Now, on to DITA. DITA is an odd hybrid. It is more than a DTD, like DocBook, but less than an generic publishing system like FrameMaker. First of all, DITA is topic based. It is about supporting authoring in topics rather than documents, and was first intended for producing help systems. However, topic based systems can also be used to produce documents, by combining topics.

DITA also recognized the important truth that a small topic-specific DTD is easier to use and to validate than a big generic document-oriented DTD like DocBook. But the problem with topic based systems that use multiple DTDs is, how do you manage the relationship between the DTDs, and how do you add a new DTD without having to rewrite your whole tool chain?

DITA’s answer is twofold. First, it uses a simple mapping mechanism to create a new DTD as a “specialization” of an existing DTD. Second, it uses a trick based on the way XSLT works to enable a transform written for the base DTD to also work for the specialized DTD, and to allow you to write a transform for the specific properties of the new DTD that inherits transforms written for the old DTD without change.

DITA thus limits you in two ways.
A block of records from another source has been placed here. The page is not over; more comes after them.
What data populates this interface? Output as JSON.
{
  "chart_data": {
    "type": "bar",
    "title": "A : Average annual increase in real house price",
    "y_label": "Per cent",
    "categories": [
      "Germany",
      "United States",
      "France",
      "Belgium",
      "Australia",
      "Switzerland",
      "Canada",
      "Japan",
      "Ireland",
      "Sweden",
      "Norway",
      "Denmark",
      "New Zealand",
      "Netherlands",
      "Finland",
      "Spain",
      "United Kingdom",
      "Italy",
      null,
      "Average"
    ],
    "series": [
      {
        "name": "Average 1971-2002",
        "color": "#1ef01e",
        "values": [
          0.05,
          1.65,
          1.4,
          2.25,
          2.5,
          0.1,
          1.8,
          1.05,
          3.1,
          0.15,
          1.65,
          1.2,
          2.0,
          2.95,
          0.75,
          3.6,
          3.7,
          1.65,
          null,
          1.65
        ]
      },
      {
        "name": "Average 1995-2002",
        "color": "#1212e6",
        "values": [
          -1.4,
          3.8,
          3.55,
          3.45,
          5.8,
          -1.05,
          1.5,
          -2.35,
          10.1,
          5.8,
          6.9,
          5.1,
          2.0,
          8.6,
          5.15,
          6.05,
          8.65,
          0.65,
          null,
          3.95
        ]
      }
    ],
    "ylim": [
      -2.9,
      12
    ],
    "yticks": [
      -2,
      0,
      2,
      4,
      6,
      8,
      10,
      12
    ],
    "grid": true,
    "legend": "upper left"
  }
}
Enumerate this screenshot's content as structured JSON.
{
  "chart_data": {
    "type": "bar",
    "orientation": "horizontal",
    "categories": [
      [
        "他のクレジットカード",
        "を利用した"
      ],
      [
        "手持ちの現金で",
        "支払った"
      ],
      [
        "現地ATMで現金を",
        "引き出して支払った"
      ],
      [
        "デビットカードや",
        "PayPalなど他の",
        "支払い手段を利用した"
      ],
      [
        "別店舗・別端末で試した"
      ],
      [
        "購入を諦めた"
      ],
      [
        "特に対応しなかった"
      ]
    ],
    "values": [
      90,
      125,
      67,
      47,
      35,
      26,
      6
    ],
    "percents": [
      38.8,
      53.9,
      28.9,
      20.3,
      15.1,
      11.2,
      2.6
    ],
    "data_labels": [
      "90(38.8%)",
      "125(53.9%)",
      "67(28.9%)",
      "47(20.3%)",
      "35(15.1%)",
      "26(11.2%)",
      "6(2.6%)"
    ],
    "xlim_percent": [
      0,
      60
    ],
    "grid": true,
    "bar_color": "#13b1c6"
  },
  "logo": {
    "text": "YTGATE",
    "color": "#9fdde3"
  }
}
First, the relationship between new DTDs and existing DTDs can only be expressed by a very simple mapping mechanism. This limits how specific the new DTDs can be to the task you want them to perform. Second, it means that all your processing has to be done in XSLT. You can’t insert other tools into the DITA tool chain because the inheritance of processing rules will not work for other languages. Also, existing XSLT transforms cannot be incorporated into the DITA tool chain; they have to be specifically written for DITA.
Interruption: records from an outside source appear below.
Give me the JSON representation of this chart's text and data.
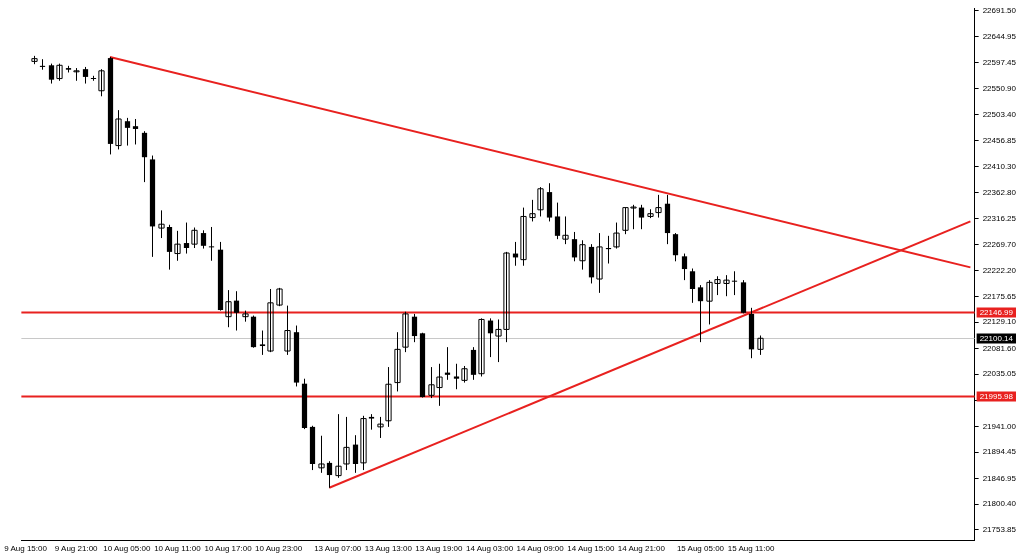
{
  "chart_data": {
    "type": "candlestick",
    "categories": [
      "9 Aug 15:00",
      null,
      null,
      null,
      null,
      null,
      "9 Aug 21:00",
      null,
      null,
      null,
      null,
      null,
      "10 Aug 05:00",
      null,
      null,
      null,
      null,
      null,
      "10 Aug 11:00",
      null,
      null,
      null,
      null,
      null,
      "10 Aug 17:00",
      null,
      null,
      null,
      null,
      null,
      "10 Aug 23:00",
      null,
      null,
      null,
      null,
      null,
      null,
      "13 Aug 07:00",
      null,
      null,
      null,
      null,
      null,
      "13 Aug 13:00",
      null,
      null,
      null,
      null,
      null,
      "13 Aug 19:00",
      null,
      null,
      null,
      null,
      null,
      "14 Aug 03:00",
      null,
      null,
      null,
      null,
      null,
      "14 Aug 09:00",
      null,
      null,
      null,
      null,
      null,
      "14 Aug 15:00",
      null,
      null,
      null,
      null,
      null,
      "14 Aug 21:00",
      null,
      null,
      null,
      null,
      null,
      null,
      "15 Aug 05:00",
      null,
      null,
      null,
      null,
      null,
      "15 Aug 11:00",
      null,
      null,
      null,
      null,
      null,
      null,
      null,
      null,
      null,
      null,
      null,
      null,
      null,
      null,
      null,
      null,
      null,
      null,
      null,
      null,
      null,
      null,
      null,
      null,
      null,
      null
    ],
    "ohlc": [
      null,
      [
        22600,
        22610,
        22595,
        22605
      ],
      [
        22592,
        22604,
        22585,
        22590
      ],
      [
        22593,
        22596,
        22560,
        22567
      ],
      [
        22569,
        22596,
        22565,
        22593
      ],
      [
        22588,
        22592,
        22580,
        22585
      ],
      [
        22582,
        22588,
        22565,
        22583
      ],
      [
        22586,
        22590,
        22560,
        22572
      ],
      [
        22570,
        22574,
        22565,
        22569
      ],
      [
        22547,
        22586,
        22537,
        22583
      ],
      [
        22606,
        22608,
        22432,
        22451
      ],
      [
        22448,
        22512,
        22441,
        22496
      ],
      [
        22492,
        22498,
        22448,
        22480
      ],
      [
        22483,
        22496,
        22450,
        22478
      ],
      [
        22471,
        22474,
        22382,
        22427
      ],
      [
        22423,
        22430,
        22247,
        22302
      ],
      [
        22299,
        22331,
        22281,
        22306
      ],
      [
        22301,
        22305,
        22224,
        22256
      ],
      [
        22253,
        22294,
        22240,
        22270
      ],
      [
        22272,
        22309,
        22253,
        22263
      ],
      [
        22270,
        22300,
        22263,
        22295
      ],
      [
        22290,
        22295,
        22262,
        22267
      ],
      [
        22266,
        22301,
        22240,
        22265
      ],
      [
        22260,
        22274,
        22150,
        22151
      ],
      [
        22139,
        22187,
        22120,
        22166
      ],
      [
        22168,
        22185,
        22114,
        22146
      ],
      [
        22139,
        22150,
        22130,
        22144
      ],
      [
        22139,
        22141,
        22083,
        22084
      ],
      [
        22089,
        22114,
        22070,
        22086
      ],
      [
        22077,
        22189,
        22075,
        22164
      ],
      [
        22160,
        22191,
        22158,
        22189
      ],
      [
        22077,
        22159,
        22070,
        22114
      ],
      [
        22111,
        22123,
        22013,
        22020
      ],
      [
        22018,
        22027,
        21936,
        21938
      ],
      [
        21940,
        21942,
        21862,
        21873
      ],
      [
        21866,
        21924,
        21857,
        21873
      ],
      [
        21875,
        21878,
        21830,
        21853
      ],
      [
        21852,
        21963,
        21848,
        21869
      ],
      [
        21873,
        21958,
        21862,
        21903
      ],
      [
        21908,
        21925,
        21857,
        21873
      ],
      [
        21875,
        21960,
        21862,
        21955
      ],
      [
        21958,
        21963,
        21935,
        21955
      ],
      [
        21940,
        21958,
        21920,
        21945
      ],
      [
        21951,
        22048,
        21940,
        22017
      ],
      [
        22020,
        22111,
        22004,
        22080
      ],
      [
        22084,
        22148,
        22075,
        22144
      ],
      [
        22139,
        22144,
        22093,
        22104
      ],
      [
        22109,
        22110,
        21993,
        21994
      ],
      [
        21997,
        22048,
        21992,
        22016
      ],
      [
        22011,
        22054,
        21978,
        22030
      ],
      [
        22038,
        22084,
        22025,
        22034
      ],
      [
        22031,
        22054,
        22008,
        22027
      ],
      [
        22024,
        22050,
        22020,
        22045
      ],
      [
        22079,
        22084,
        22025,
        22034
      ],
      [
        22036,
        22136,
        22031,
        22134
      ],
      [
        22132,
        22136,
        22066,
        22109
      ],
      [
        22104,
        22134,
        22057,
        22116
      ],
      [
        22116,
        22256,
        22093,
        22254
      ],
      [
        22253,
        22274,
        22231,
        22246
      ],
      [
        22242,
        22336,
        22231,
        22320
      ],
      [
        22318,
        22350,
        22311,
        22325
      ],
      [
        22332,
        22373,
        22320,
        22370
      ],
      [
        22364,
        22380,
        22311,
        22318
      ],
      [
        22320,
        22345,
        22279,
        22285
      ],
      [
        22279,
        22320,
        22270,
        22286
      ],
      [
        22279,
        22292,
        22239,
        22246
      ],
      [
        22240,
        22277,
        22224,
        22269
      ],
      [
        22265,
        22270,
        22199,
        22210
      ],
      [
        22207,
        22290,
        22182,
        22265
      ],
      [
        22263,
        22285,
        22235,
        22261
      ],
      [
        22265,
        22309,
        22262,
        22290
      ],
      [
        22295,
        22336,
        22288,
        22336
      ],
      [
        22336,
        22341,
        22297,
        22337
      ],
      [
        22336,
        22341,
        22297,
        22318
      ],
      [
        22320,
        22333,
        22317,
        22325
      ],
      [
        22327,
        22359,
        22318,
        22336
      ],
      [
        22343,
        22359,
        22270,
        22290
      ],
      [
        22288,
        22290,
        22239,
        22250
      ],
      [
        22248,
        22253,
        22205,
        22225
      ],
      [
        22221,
        22226,
        22164,
        22189
      ],
      [
        22192,
        22196,
        22093,
        22167
      ],
      [
        22167,
        22205,
        22125,
        22201
      ],
      [
        22199,
        22212,
        22178,
        22206
      ],
      [
        22199,
        22214,
        22176,
        22205
      ],
      [
        22204,
        22221,
        22178,
        22203
      ],
      [
        22201,
        22205,
        22145,
        22146
      ],
      [
        22144,
        22155,
        22064,
        22080
      ],
      [
        22080,
        22105,
        22070,
        22100
      ],
      null,
      null,
      null,
      null,
      null,
      null,
      null,
      null,
      null,
      null,
      null,
      null,
      null,
      null,
      null,
      null,
      null,
      null,
      null,
      null,
      null,
      null,
      null,
      null,
      null
    ],
    "color": "#000000",
    "series": [
      {
        "type": "line",
        "color": "#e8211f",
        "values": [
          null,
          null,
          null,
          null,
          null,
          null,
          null,
          null,
          null,
          null,
          22608,
          null,
          null,
          null,
          null,
          null,
          null,
          null,
          null,
          null,
          null,
          null,
          null,
          null,
          null,
          null,
          null,
          null,
          null,
          null,
          null,
          null,
          null,
          null,
          null,
          null,
          null,
          null,
          null,
          null,
          null,
          null,
          null,
          null,
          null,
          null,
          null,
          null,
          null,
          null,
          null,
          null,
          null,
          null,
          null,
          null,
          null,
          null,
          null,
          null,
          null,
          null,
          null,
          null,
          null,
          null,
          null,
          null,
          null,
          null,
          null,
          null,
          null,
          null,
          null,
          null,
          null,
          null,
          null,
          null,
          null,
          null,
          null,
          null,
          null,
          null,
          null,
          null,
          null,
          null,
          null,
          null,
          null,
          null,
          null,
          null,
          null,
          null,
          null,
          null,
          null,
          null,
          null,
          null,
          null,
          null,
          null,
          null,
          null,
          null,
          null,
          null,
          22228
        ]
      },
      {
        "type": "line",
        "color": "#e8211f",
        "values": [
          null,
          null,
          null,
          null,
          null,
          null,
          null,
          null,
          null,
          null,
          null,
          null,
          null,
          null,
          null,
          null,
          null,
          null,
          null,
          null,
          null,
          null,
          null,
          null,
          null,
          null,
          null,
          null,
          null,
          null,
          null,
          null,
          null,
          null,
          null,
          null,
          21830,
          null,
          null,
          null,
          null,
          null,
          null,
          null,
          null,
          null,
          null,
          null,
          null,
          null,
          null,
          null,
          null,
          null,
          null,
          null,
          null,
          null,
          null,
          null,
          null,
          null,
          null,
          null,
          null,
          null,
          null,
          null,
          null,
          null,
          null,
          null,
          null,
          null,
          null,
          null,
          null,
          null,
          null,
          null,
          null,
          null,
          null,
          null,
          null,
          null,
          null,
          null,
          null,
          null,
          null,
          null,
          null,
          null,
          null,
          null,
          null,
          null,
          null,
          null,
          null,
          null,
          null,
          null,
          null,
          null,
          null,
          null,
          null,
          null,
          null,
          null,
          22311
        ]
      }
    ],
    "ref_lines": [
      {
        "axis": "y",
        "value": 22146.99,
        "label": "22146.99",
        "color": "#e8211f"
      },
      {
        "axis": "y",
        "value": 21995.98,
        "label": "21995.98",
        "color": "#e8211f"
      },
      {
        "axis": "y",
        "value": 22100.14,
        "label": "22100.14",
        "color": "#c8c8c8"
      }
    ],
    "ylim": [
      21735,
      22695
    ],
    "yticks": [
      {
        "value": 22691.5,
        "label": "22691.50"
      },
      {
        "value": 22644.95,
        "label": "22644.95"
      },
      {
        "value": 22597.45,
        "label": "22597.45"
      },
      {
        "value": 22550.9,
        "label": "22550.90"
      },
      {
        "value": 22503.4,
        "label": "22503.40"
      },
      {
        "value": 22456.85,
        "label": "22456.85"
      },
      {
        "value": 22410.3,
        "label": "22410.30"
      },
      {
        "value": 22362.8,
        "label": "22362.80"
      },
      {
        "value": 22316.25,
        "label": "22316.25"
      },
      {
        "value": 22269.7,
        "label": "22269.70"
      },
      {
        "value": 22222.2,
        "label": "22222.20"
      },
      {
        "value": 22175.65,
        "label": "22175.65"
      },
      {
        "value": 22129.1,
        "label": "22129.10"
      },
      {
        "value": 22081.6,
        "label": "22081.60"
      },
      {
        "value": 22035.05,
        "label": "22035.05"
      },
      {
        "value": 21987.55,
        "label": null
      },
      {
        "value": 21941,
        "label": "21941.00"
      },
      {
        "value": 21894.45,
        "label": "21894.45"
      },
      {
        "value": 21846.95,
        "label": "21846.95"
      },
      {
        "value": 21800.4,
        "label": "21800.40"
      },
      {
        "value": 21753.85,
        "label": "21753.85"
      }
    ]
  }
}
As with DocBook, there is a publicly available DITA tool chain that you can use. There is also a base DITA topic DTD and a set of standard specializations that you can use. DITA also includes a collection of standard ways for mapping and linking topics. You can take as much or as little from the DITA tool kit as you want, but if you don’t take all of it, you may lose compatibility with other DITA systems or updates to the toolkit.
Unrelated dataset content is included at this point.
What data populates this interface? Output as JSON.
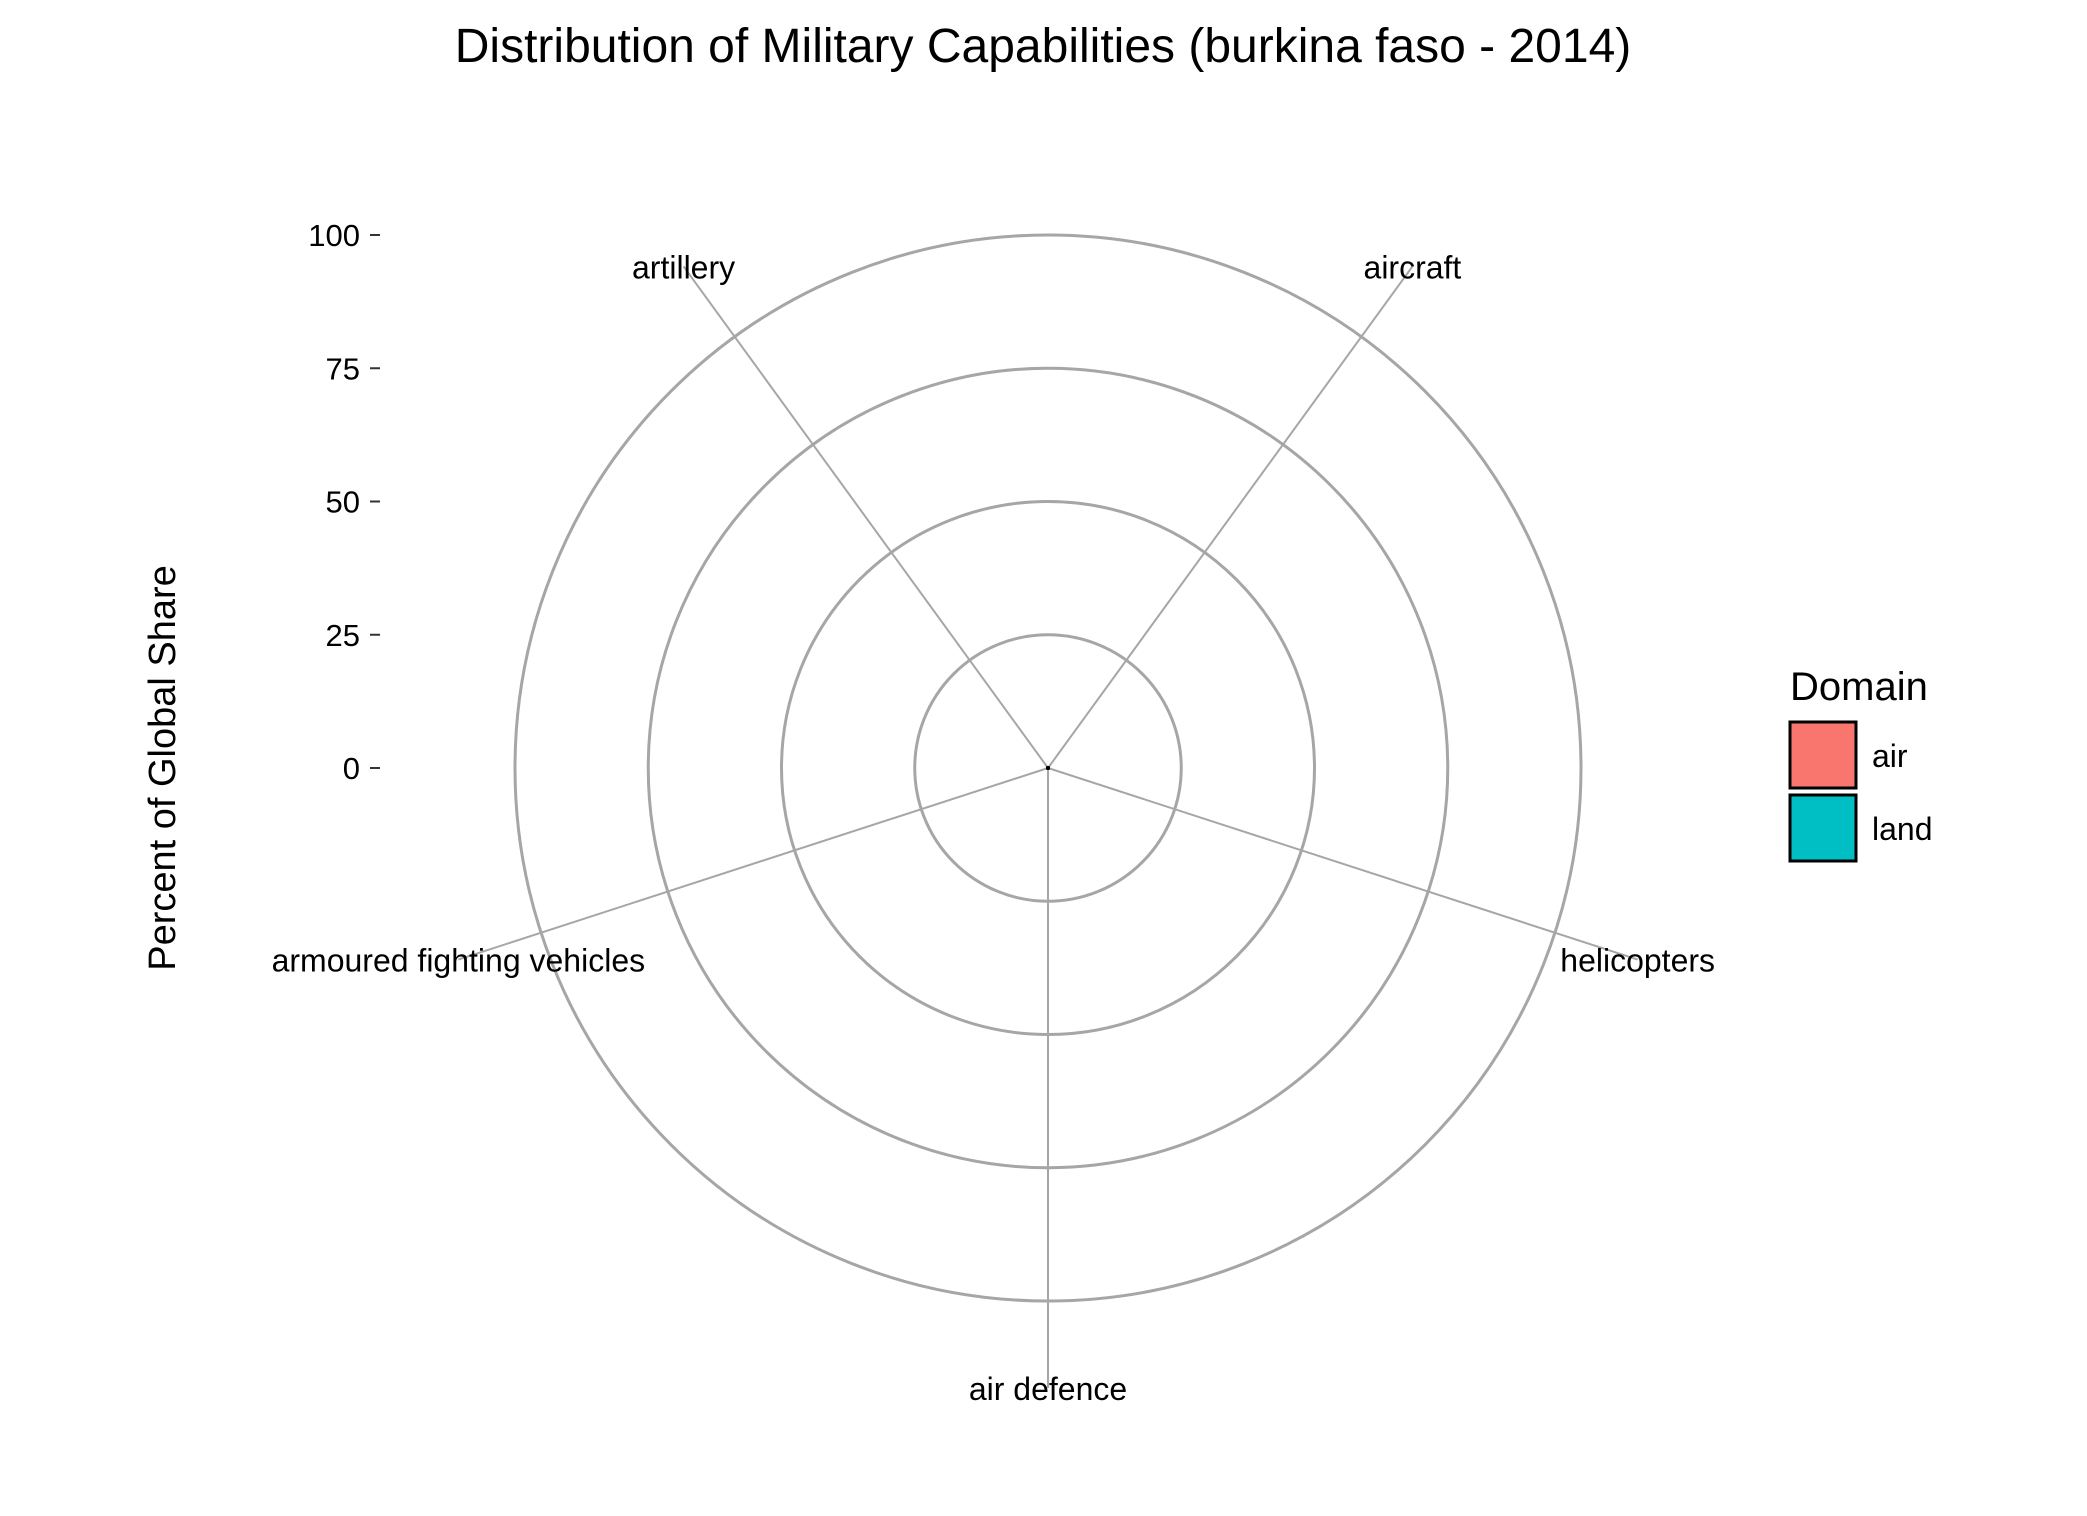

DITA documents are just XML documents, so you can use any editor you like, just as with DocBook. Just as with DocBook, there are commercial packages that advertise that they support DITA. So you can build your own DITA tool chain, use the available open source DITA tool chain, mix and match elements of a tool chain from different sources, or buy a commercial package (though I am not sure how complete or integrated these are yet).

Personally, I dislike DITA. It mapping mechanism is not only crude and underpowered, it is also a hack that misuses the DTD attribute mechanism of XML. Its lock-in to XSLT is also a problem. XSLT is a great tool but there are problems for which other tools are better solutions. (Since I don’t like it, I don’t use it, so I expect DITA fans will chime in here to defend its merits and challenge my statements about its weaknesses.)

I prefer what I call a network approach. Like DITA, this approach tends to use small topic-oriented DTDs (though it is not limited to them). Where it differs is in the approach to reusing formatting code. The network approach breaks the processing down into separate steps for synthesis, presentation, formatting, and encoding. To add a new DTD for a specific topic or application, you only have to change the synthesis code to incorporate the new DTD. The presentation, formatting, and encoding code remains unchanged. Its strength is that there are no limits on how the synthesis, presentation, formatting, or encoding are done, and thus no limits on how you construct and relate your DTDs or which tools you use to do your transforms. However, there are currently no commercial or open source tool kits for this approach, so you are on your own for building the tool chain.”

I would add to this only that you cannot currently specialize DITA by
adding your own attributes. But attributes and metadata are one of the
most important advantages of XML-based publishing, and the inability to
add attributes that reflect your organization’s content requirements is
a showstopper for me and for most of our clients.